Vincent de Swarte (juin 1963-avril 2006), est notamment l'auteur de Pharricide (1998), Requiem pour un sauvage (1999), Le Paradis existe (2001), Lynx (2002), Elle est moi (2005), Une photo de toi (2005) et journal d'un père (2006). Sa mort prématurée a privé les lettres françaises d'une de ses voix les plus originales.

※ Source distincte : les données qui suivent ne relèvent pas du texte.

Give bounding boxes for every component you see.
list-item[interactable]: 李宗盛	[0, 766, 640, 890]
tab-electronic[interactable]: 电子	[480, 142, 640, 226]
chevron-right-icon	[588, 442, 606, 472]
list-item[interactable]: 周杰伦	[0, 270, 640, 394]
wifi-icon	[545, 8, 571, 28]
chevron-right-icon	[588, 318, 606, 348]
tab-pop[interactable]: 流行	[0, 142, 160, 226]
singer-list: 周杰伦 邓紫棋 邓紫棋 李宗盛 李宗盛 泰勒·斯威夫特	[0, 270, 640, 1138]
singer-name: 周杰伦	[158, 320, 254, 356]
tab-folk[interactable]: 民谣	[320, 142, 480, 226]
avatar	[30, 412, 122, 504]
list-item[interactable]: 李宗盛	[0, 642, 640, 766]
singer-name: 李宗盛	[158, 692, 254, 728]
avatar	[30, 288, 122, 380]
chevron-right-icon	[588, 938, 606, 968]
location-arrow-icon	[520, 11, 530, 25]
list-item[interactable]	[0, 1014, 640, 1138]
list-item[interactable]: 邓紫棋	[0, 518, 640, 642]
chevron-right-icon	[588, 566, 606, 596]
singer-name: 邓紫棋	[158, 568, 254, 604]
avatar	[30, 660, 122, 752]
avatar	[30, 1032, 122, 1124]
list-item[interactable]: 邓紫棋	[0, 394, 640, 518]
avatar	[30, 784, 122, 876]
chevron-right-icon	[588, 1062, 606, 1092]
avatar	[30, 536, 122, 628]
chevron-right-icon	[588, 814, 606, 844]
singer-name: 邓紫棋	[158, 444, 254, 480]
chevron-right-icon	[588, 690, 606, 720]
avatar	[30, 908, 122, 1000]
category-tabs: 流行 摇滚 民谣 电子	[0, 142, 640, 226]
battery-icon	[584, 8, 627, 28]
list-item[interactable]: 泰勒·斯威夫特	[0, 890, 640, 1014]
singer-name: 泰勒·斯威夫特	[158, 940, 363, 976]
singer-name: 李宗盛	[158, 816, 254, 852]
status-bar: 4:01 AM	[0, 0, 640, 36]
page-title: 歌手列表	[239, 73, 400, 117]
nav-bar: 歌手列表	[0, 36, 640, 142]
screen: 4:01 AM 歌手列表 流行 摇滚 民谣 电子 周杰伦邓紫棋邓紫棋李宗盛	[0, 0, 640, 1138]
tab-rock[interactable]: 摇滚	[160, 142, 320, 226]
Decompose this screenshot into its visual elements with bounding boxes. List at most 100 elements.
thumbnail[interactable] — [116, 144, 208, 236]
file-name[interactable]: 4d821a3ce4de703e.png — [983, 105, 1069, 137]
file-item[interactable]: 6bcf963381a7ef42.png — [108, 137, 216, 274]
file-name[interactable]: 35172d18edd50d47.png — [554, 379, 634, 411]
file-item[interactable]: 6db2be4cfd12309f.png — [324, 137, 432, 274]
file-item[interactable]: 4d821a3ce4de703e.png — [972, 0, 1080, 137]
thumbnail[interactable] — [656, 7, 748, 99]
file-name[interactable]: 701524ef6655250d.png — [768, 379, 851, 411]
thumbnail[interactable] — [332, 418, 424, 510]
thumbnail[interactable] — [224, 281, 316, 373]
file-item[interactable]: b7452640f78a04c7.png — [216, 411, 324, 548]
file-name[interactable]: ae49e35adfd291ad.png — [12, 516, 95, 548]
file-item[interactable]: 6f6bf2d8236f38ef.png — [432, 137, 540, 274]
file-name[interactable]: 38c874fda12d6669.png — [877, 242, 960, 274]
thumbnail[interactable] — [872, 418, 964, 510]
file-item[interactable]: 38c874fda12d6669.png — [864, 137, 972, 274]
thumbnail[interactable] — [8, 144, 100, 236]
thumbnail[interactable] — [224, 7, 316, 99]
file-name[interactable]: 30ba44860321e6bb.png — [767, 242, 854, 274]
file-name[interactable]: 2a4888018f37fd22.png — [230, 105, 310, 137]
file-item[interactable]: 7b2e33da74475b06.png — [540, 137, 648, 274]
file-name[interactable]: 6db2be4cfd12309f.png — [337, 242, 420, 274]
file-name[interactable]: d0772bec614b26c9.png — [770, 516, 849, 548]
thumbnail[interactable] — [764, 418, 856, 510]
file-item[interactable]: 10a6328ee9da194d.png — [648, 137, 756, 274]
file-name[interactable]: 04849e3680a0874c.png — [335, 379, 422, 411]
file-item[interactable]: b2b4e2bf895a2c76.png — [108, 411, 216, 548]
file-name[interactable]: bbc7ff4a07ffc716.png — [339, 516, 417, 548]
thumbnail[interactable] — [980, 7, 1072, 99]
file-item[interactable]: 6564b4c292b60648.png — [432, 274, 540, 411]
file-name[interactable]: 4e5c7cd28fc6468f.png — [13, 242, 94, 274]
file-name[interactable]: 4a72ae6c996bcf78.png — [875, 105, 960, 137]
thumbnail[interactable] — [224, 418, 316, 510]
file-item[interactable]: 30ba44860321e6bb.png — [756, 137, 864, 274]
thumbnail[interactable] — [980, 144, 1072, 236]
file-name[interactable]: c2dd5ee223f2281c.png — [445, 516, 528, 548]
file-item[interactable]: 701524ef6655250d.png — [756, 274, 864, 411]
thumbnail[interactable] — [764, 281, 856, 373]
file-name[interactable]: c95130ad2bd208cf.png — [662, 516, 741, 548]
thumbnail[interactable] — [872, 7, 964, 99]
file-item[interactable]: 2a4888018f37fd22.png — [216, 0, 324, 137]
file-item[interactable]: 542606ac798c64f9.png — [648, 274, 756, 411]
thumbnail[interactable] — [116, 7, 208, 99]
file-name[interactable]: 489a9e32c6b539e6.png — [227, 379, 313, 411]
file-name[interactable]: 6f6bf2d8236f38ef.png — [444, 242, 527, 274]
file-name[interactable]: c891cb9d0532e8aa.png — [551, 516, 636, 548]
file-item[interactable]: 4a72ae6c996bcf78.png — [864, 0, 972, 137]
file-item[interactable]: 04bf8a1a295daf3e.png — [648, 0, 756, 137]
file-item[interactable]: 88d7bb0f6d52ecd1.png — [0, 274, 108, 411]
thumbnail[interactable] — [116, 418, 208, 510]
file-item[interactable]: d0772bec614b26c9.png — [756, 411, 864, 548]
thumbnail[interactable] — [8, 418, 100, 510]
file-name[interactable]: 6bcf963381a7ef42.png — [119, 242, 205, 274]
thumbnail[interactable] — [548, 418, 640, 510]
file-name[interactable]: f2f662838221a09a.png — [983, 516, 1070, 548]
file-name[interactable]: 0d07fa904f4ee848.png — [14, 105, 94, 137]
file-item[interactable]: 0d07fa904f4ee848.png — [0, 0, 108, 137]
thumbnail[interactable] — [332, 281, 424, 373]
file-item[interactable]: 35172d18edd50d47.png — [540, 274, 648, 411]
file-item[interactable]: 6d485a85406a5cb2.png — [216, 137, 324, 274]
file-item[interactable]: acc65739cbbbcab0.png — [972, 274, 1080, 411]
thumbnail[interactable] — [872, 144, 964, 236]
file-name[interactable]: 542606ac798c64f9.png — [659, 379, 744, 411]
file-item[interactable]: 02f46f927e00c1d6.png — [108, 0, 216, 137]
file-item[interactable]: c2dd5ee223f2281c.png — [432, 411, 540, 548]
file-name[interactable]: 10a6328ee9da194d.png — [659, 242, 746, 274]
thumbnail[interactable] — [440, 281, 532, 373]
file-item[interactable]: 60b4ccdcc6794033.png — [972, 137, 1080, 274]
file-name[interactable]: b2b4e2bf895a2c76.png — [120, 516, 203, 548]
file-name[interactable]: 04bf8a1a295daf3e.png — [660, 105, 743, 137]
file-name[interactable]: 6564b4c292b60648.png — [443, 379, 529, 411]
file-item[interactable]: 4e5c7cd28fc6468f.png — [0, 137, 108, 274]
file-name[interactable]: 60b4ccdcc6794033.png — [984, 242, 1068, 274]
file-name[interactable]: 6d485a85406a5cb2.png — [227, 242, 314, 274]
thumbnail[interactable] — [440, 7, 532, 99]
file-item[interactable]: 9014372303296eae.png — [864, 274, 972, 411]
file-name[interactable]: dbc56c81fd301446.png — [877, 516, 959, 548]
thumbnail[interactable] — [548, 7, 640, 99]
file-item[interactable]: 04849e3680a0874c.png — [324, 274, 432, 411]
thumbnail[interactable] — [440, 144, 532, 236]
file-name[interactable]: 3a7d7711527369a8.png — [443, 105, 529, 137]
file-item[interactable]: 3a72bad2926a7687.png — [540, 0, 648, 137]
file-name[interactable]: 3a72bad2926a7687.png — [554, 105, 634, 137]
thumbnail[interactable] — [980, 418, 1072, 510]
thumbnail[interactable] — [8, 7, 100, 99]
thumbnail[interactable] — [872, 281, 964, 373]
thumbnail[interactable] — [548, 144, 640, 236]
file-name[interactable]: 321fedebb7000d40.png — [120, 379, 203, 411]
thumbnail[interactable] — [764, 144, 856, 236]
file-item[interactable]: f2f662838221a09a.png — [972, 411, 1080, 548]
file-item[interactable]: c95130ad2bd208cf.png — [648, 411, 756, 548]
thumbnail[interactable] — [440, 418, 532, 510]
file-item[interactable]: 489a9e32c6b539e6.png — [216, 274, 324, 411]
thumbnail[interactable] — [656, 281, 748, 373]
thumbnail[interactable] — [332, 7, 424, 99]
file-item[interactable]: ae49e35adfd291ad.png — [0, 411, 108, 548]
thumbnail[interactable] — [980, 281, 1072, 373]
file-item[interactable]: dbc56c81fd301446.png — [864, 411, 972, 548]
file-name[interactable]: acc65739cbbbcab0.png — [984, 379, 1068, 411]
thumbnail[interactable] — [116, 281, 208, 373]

La revue de presse Christine Rousseau - Le Monde du 10 avril 2007
Si ces quelques nouvelles, oscillant entre réalisme (magique) et fantasmagorie (voir à ce titre "Ce soir les chiens", d'une troublante humanité), illustrent parfaitement un imaginaire fécond, violent et tourmenté, à l'oeuvre depuis Pharricide (Calmann-Lévy, 1986 et Pocket), elles s'offrent aussi comme un contrepoint singulier à la plupart des autres textes qui forment une variation autofictionnelle - genre qu'il avait abordé et détourné dans son roman transgenres, Elle et moi (Denoël, 2005). Une "mise en jeu", souvent drôle à travers laquelle Vincent de Swarte interroge non sans saveur les postures de l'écrivain ("Au pied des volcans endormis"), sa place dans notre société ("Dans le port de Caen"), ses fantasmes (dans une mise en abyme singulière, "Françoise la femme d'en face"), mais aussi la part d'ombres en soi que révèle l'écriture ainsi que les frontières mouvantes entre le réel et la fiction.